26 quelques instants à huis clos partiel, Monsieur le Président.
27 M. LE JUGE ANTONETTI : Oui, Monsieur le Greffier.
28 M. LE GREFFIER : [interprétation] Nous sommes à huis clos partiel.
Page 5253
1 [Audience à huis clos partiel]
2 (expurgé)
3 (expurgé)
4 (expurgé)
5 (expurgé)
6 (expurgé)
7 (expurgé)
8 (expurgé)
9 (expurgé)
10 (expurgé)
11 (expurgé)
12 (expurgé)
13 [Audience publique]
14 M. MARCUSSEN : [interprétation]
15 Q. Monsieur le Témoin, savez-vous ce qu'on a fait du corps d'Ismet Cirak ?
16 R. Ils l'ont chargé dans une voiture. Je n'ai pas vu ça, je dois vous
17 dire, parce que nous étions à l'intérieur, mais nous avons entendu la
18 voiture partir. Je crois qu'ils ne sont pas allés très loin. Ils sont allés
19 à Karakaj un peu en dessous de la zone industrielle. Ils n'ont pas dû aller
20 loin parce qu'ils sont entrés en une dizaine ou quinzaine de minutes. Ça
21 n'a pas duré longtemps. Je ne peux pas vous dire précisément combien de
22 temps. Est-ce que c'était 10, 20 minutes. Enfin c'était à peu près cela.
23 Puis --
24 Q. Vous avez mentionné un homme qui portait un tatouage. Qu'est-ce qui est
25 advenu de lui ?
26 R. Pufta lui a dit qu'il fallait qu'il le mette de côté, sinon il allait
27 le couper. Et que s'il entendait un cri pendant qu'il le coupait, il allait
28 lui trancher la gorge.
Page 5254
1
2
3
4
5
6
7
8
9
10
11
12 Page blanche insérées d’assurer la correspondance entre la
13 pagination anglaise et la pagination française.
14
15
16
17
18
19
20
21
22
23
24
25
26
27
28
Page 5255
1 Q. Est-ce que cette personne a essayé d'ôter ce tatouage ?

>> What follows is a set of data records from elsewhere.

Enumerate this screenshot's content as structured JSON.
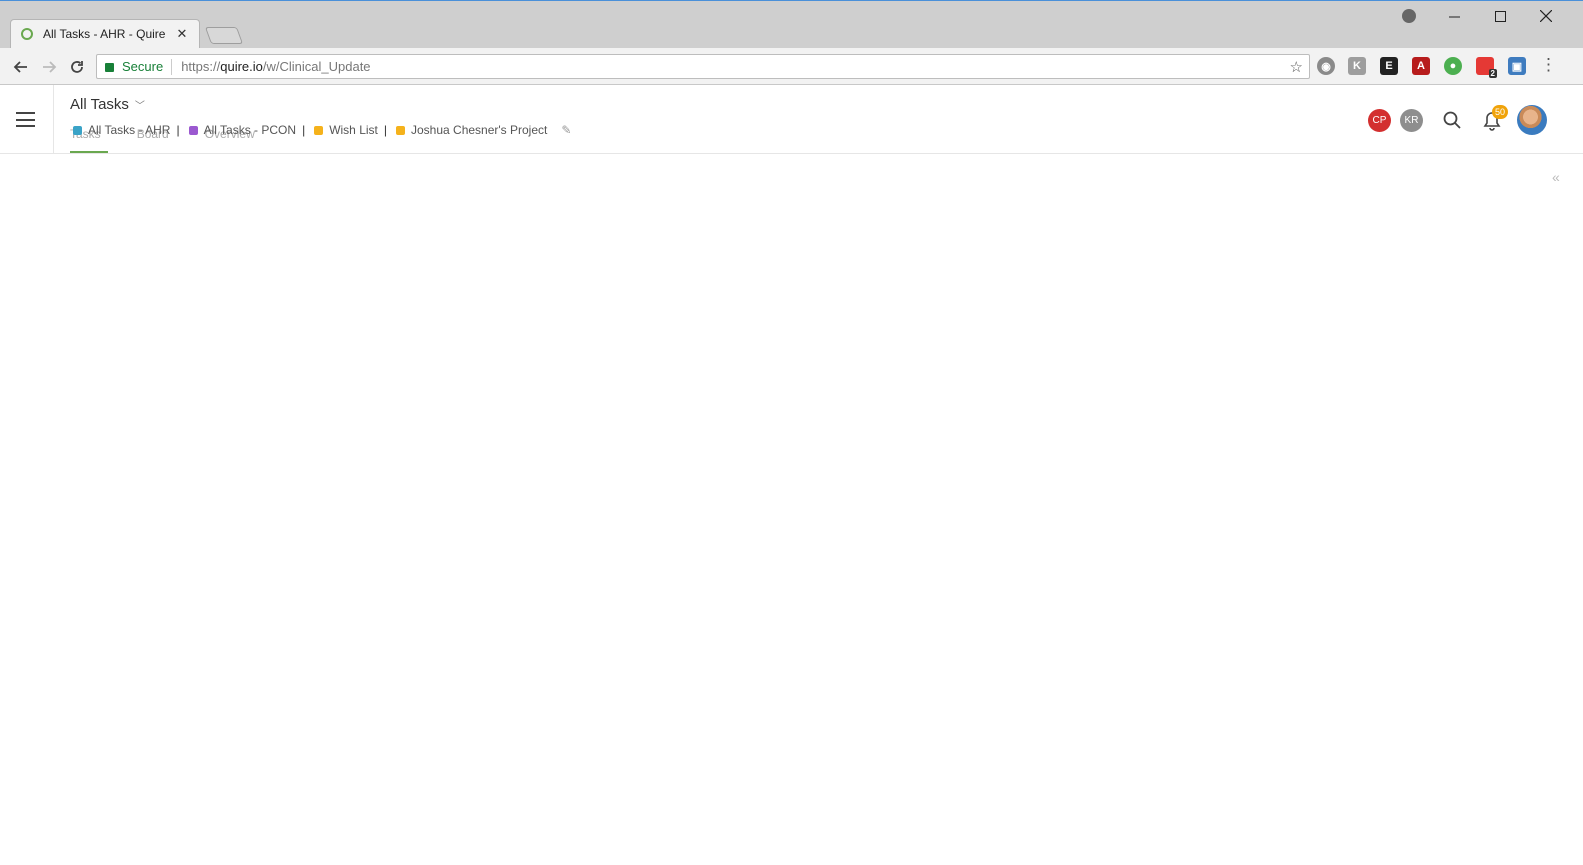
{
  "browser": {
    "tab_title": "All Tasks - AHR - Quire",
    "tab_close": "✕",
    "url_secure": "Secure",
    "url_scheme": "https://",
    "url_host": "quire.io",
    "url_path": "/w/Clinical_Update",
    "ext_badge": "2"
  },
  "app": {
    "project_title": "All Tasks",
    "view_tabs": [
      "Tasks",
      "Board",
      "Overview"
    ],
    "crumbs": [
      {
        "label": "All Tasks - AHR",
        "color": "#3aa3c7"
      },
      {
        "label": "All Tasks - PCON",
        "color": "#9b59d0"
      },
      {
        "label": "Wish List",
        "color": "#f5b21b"
      },
      {
        "label": "Joshua Chesner's Project",
        "color": "#f5b21b"
      }
    ],
    "members": [
      {
        "initials": "CP",
        "color": "#d32f2f"
      },
      {
        "initials": "KR",
        "color": "#8e8e8e"
      }
    ],
    "notification_count": "50",
    "collapse_glyph": "«"
  },
  "colors": {
    "accent": "#6aa84f",
    "secure": "#188038",
    "badge": "#f0a30a"
  }
}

2 R. Oui. Je crois qu'il lui a donné un briquet, nous on lui a donné un
3 briquet aussi.
4 Q. Qu'a-t-il fait de ce briquet ?
5 R. Il s'est fait brûler la peau avec ce briquet. Et finalement Pufta n'a
6 pas été satisfait. Il l'a fait sortir, enfin il l'a emmené dans une autre
7 pièce et il lui a coupé ce fragment de peau au couteau. Quant à lui, il n'a
8 pas poussé un cri. Ensuite Pufta l'a fait revenir, et on lui voyait la
9 transpiration sur le front, et à ce moment-là, l'un d'entre nous a utilisé
10 des morceaux de son tee-shirt pour le panser et sa plaie a fini par
11 cicatriser.
12 Et après tout cela, il y avait un prisonnier que Pufta appelait le
13 Suisse, parce que cet homme avait un emploi temporaire en Suisse. Il était
14 venu en vacances et Pufta lui a dit qu'il serait le suivant.
15 Q. Je vous demande ceci avant de passer à autre chose. Qu'est-ce qui
16 représentait ce tatouage, vous le savez ?

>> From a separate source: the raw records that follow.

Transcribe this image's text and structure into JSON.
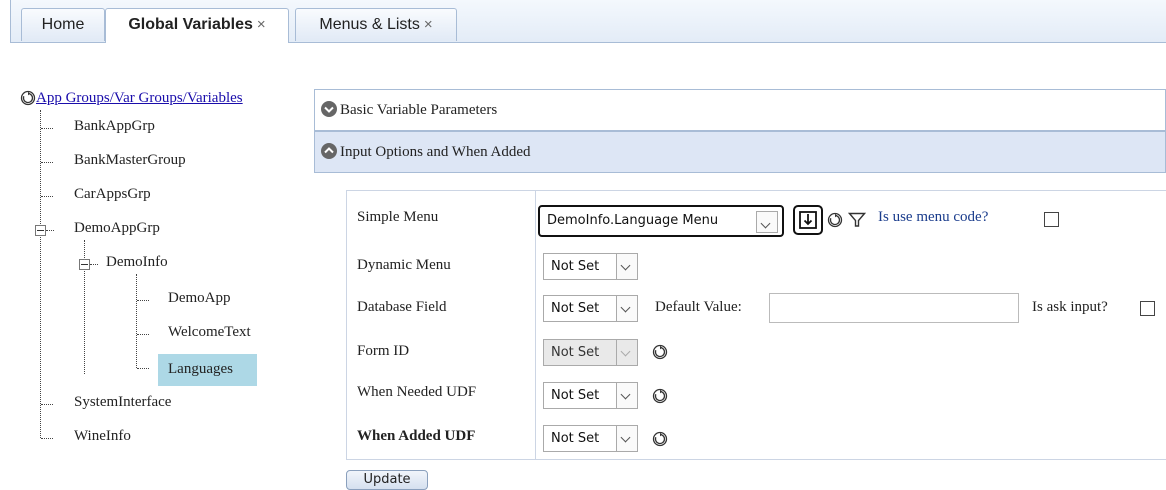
{
  "tabs": [
    {
      "label": "Home",
      "active": false,
      "closable": false
    },
    {
      "label": "Global Variables",
      "active": true,
      "closable": true
    },
    {
      "label": "Menus & Lists",
      "active": false,
      "closable": true
    }
  ],
  "tab_close_glyph": "×",
  "tree": {
    "root_label": "App Groups/Var Groups/Variables",
    "root_icon": "refresh-icon",
    "items": [
      {
        "label": "BankAppGrp",
        "level": 1
      },
      {
        "label": "BankMasterGroup",
        "level": 1
      },
      {
        "label": "CarAppsGrp",
        "level": 1
      },
      {
        "label": "DemoAppGrp",
        "level": 1,
        "expanded": true
      },
      {
        "label": "DemoInfo",
        "level": 2,
        "expanded": true
      },
      {
        "label": "DemoApp",
        "level": 3
      },
      {
        "label": "WelcomeText",
        "level": 3
      },
      {
        "label": "Languages",
        "level": 3,
        "selected": true
      },
      {
        "label": "SystemInterface",
        "level": 1
      },
      {
        "label": "WineInfo",
        "level": 1
      }
    ]
  },
  "sections": {
    "basic": {
      "label": "Basic Variable Parameters",
      "expanded": false
    },
    "input_options": {
      "label": "Input Options and When Added",
      "expanded": true
    }
  },
  "form": {
    "simple_menu": {
      "label": "Simple Menu",
      "value": "DemoInfo.Language Menu",
      "use_menu_code_label": "Is use menu code?",
      "use_menu_code": false
    },
    "dynamic_menu": {
      "label": "Dynamic Menu",
      "value": "Not Set"
    },
    "database_field": {
      "label": "Database Field",
      "value": "Not Set",
      "default_value_label": "Default Value:",
      "default_value": "",
      "ask_input_label": "Is ask input?",
      "ask_input": false
    },
    "form_id": {
      "label": "Form ID",
      "value": "Not Set",
      "disabled": true
    },
    "when_needed_udf": {
      "label": "When Needed UDF",
      "value": "Not Set"
    },
    "when_added_udf": {
      "label": "When Added UDF",
      "value": "Not Set",
      "bold": true
    }
  },
  "update_label": "Update",
  "colors": {
    "selected_bg": "#add8e6",
    "section_open_bg": "#dde6f5",
    "border": "#a8bcd6",
    "link": "#1a0dab"
  }
}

17 R. Une demi-lune et une étoile.
18 Q. Et le Suisse, il a été tué ?
19 R. Non. Ce soir-là, ils travaillaient en équipe de nuit, eux, et le Suisse
20 sans rien dire aux autres hommes de l'équipe, nous n'avions jamais posé de
21 problèmes aux gardiens, en tout cas il a décidé d'appeler un gardien, il
22 l'a frappé, il lui a pris son arme et il s'est évadé. Et avec lui se sont
23 évadés trois autres prisonniers.
24 Ce qui montre qu'il n'avait rien planifié, c'est que la moitié des gens qui
25 travaillaient avec eux sont restés à leur travail sans rien remarquer dans
26 l'usine.
27 Q. Merci. Vous avez passé combien de temps à Ciglana ?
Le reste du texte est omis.